Yahoo filed the original lawsuit under the leadership of Scott Thompson, who resigned in May amid pressure from investors, after failing to correct misstatements in his academic record. Levinsohn stepped in after Thompson’s departure and is being considered as a permanent CEO, among other candidates, people familiar with the matter have said.
Suit, Countersuit
Yahoo, in the lawsuit filed March 12 in federal court in San Jose, California, sought an order barring Facebook from infringing 10 patents. It also sought triple damages. In the countersuit, Facebook accused Yahoo of infringing 10 patents through its home page and the Flickr-photo sharing service.
An end to the patent dispute may free Facebook from potential challenges the social-network website warned investors about in March.
“If an unfavorable outcome were to occur in this litigation, the impact could be material to our business, financial condition or results of operations,” Facebook, which sold shares in an initial public offering in May, said in a March 27 filing.
The technology blog AllThingsD previously reported the settlement and deeper ties between Yahoo and Facebook.

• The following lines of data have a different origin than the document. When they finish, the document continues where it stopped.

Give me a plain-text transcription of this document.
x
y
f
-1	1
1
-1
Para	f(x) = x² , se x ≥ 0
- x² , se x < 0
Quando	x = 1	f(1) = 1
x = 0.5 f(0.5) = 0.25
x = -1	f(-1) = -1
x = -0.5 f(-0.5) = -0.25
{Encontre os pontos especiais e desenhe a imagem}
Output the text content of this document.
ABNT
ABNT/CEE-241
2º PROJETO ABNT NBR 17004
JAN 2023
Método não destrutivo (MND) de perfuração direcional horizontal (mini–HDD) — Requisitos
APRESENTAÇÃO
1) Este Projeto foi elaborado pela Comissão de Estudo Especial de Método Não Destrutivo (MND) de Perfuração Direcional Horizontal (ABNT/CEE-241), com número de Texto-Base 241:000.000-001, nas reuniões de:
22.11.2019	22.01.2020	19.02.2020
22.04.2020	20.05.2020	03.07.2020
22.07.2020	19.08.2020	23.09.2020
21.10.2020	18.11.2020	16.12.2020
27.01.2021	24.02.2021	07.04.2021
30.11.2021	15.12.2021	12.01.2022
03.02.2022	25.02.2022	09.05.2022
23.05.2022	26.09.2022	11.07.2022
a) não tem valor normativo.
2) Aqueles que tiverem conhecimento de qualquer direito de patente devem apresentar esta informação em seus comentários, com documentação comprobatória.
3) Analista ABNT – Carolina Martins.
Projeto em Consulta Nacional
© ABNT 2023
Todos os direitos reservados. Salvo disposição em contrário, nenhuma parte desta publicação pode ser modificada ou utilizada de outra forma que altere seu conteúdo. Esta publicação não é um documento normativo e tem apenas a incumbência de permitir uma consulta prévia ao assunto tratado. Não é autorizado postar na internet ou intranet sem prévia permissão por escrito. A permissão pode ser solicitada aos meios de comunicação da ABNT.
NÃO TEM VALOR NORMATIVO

The advertising alliance could help Yahoo recover some of the revenue that it has been losing as marketers shift more of their spending to a larger and more engaged audience on Facebook’s online social network.
Under Thompson, Yahoo filed the patent lawsuit in March, wielding it as a weapon against a company that Thompson believed had been prospering from the ideas of its older rival. The complaint alleged that Facebook infringed on 10 Yahoo patents covering Internet advertising, privacy controls and social networks. Yahoo Inc. added two more patents to the lawsuit later.
But Thompson’s attack on Facebook Inc. quickly turned into a public-relations disaster. Much of the technology industry railed against Yahoo’s tactics. Critics viewed the lawsuit as a financial shakedown by a desperate company whose well of innovation had run dry.
New York venture capitalist Fred Wilson summed up the enmity toward Yahoo in an acerbic blog post that ended with this denouement: “I am writing this in outrage at Yahoo. I used to care about that company for some reason. No more. They are dead to me. Dead and gone. I hate them now.”